House Bill 660 carried by Rep. Joel Krautter, R-Sidney, calls for $500,000 from the state general fund to pay for the grant program through the state Department of Health and Human Services (DPHHS) for two years. The bill would allow individual grants of up to $125,000, though local governments must match the state’s grant money dollar for dollar.
Krautter and Sen. Edie McClafferty, D-Butte, who originally requested the bill, told the committee the grant program would help reduce Montanans’ reliance on law enforcement and hospital staff when dealing with a mental health crisis.
“We know that when there is nonexistent or inadequate crisis care, costs will go up because of hospital re-admissions, overuse of law enforcement and human tragedies,” Krautter told the committee Thursday. “Our current approach to crisis care is built on a patchwork and delivers minimal care, allowing people to have multiple re-admissions, fall into our criminal justice system, or result in a death by suicide.”

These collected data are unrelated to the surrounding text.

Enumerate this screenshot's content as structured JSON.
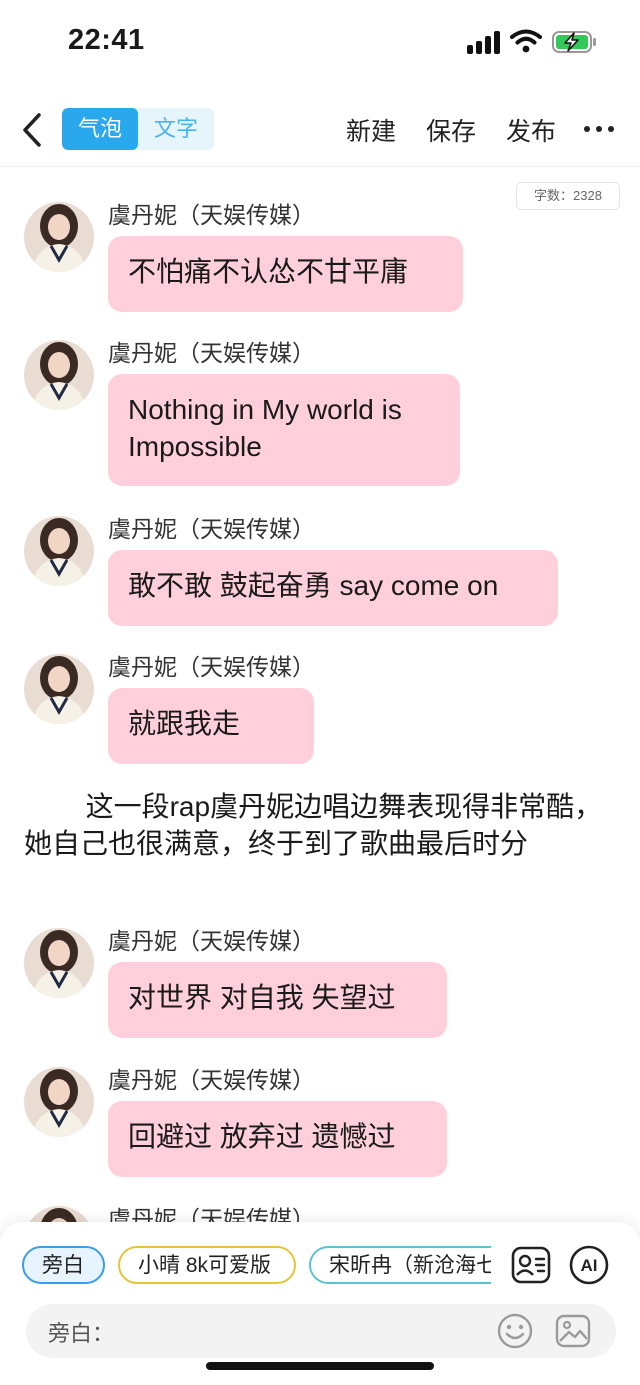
{
  "status_bar": {
    "time": "22:41"
  },
  "nav": {
    "segments": [
      "气泡",
      "文字"
    ],
    "actions": [
      "新建",
      "保存",
      "发布"
    ]
  },
  "word_count": "字数：2328",
  "messages": [
    {
      "sender": "虞丹妮（天娱传媒）",
      "text": "不怕痛不认怂不甘平庸"
    },
    {
      "sender": "虞丹妮（天娱传媒）",
      "text": "Nothing in My world is Impossible"
    },
    {
      "sender": "虞丹妮（天娱传媒）",
      "text": "敢不敢 鼓起奋勇 say come on"
    },
    {
      "sender": "虞丹妮（天娱传媒）",
      "text": "就跟我走"
    },
    {
      "sender": "虞丹妮（天娱传媒）",
      "text": "对世界 对自我 失望过"
    },
    {
      "sender": "虞丹妮（天娱传媒）",
      "text": "回避过 放弃过 遗憾过"
    },
    {
      "sender": "虞丹妮（天娱传媒）",
      "text": ""
    }
  ],
  "narration": "这一段rap虞丹妮边唱边舞表现得非常酷，她自己也很满意，终于到了歌曲最后时分",
  "bottom": {
    "roles": [
      "旁白",
      "小晴 8k可爱版",
      "宋昕冉（新沧海七"
    ],
    "ai_label": "AI",
    "input_label": "旁白："
  },
  "colors": {
    "accent": "#29a8ee",
    "bubble": "#ffd0dc",
    "chip_1_border": "#3a9ee6",
    "chip_2_border": "#e8c43a",
    "chip_3_border": "#5cc2cf"
  },
  "icons": [
    "back-arrow-icon",
    "more-icon",
    "contact-card-icon",
    "ai-icon",
    "emoji-icon",
    "image-icon",
    "signal-icon",
    "wifi-icon",
    "battery-charging-icon"
  ]
}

Montana’s rate of death by suicide was the highest in the nation in 2017 at 28.9 per 100,000 residents, a figure more than double the national average, according to data from the federal Centers for Disease Control. Speakers at Thursday’s meeting also talked of the need for local crisis response in rural communities like Krautter's.
“It’s a struggle out there on services,” Krautter said.
Bill supporters Thursday included representatives from the Montana Coalition Against Domestic and Sexual Violence and the state National Alliance on Mental Illness Montana chapter.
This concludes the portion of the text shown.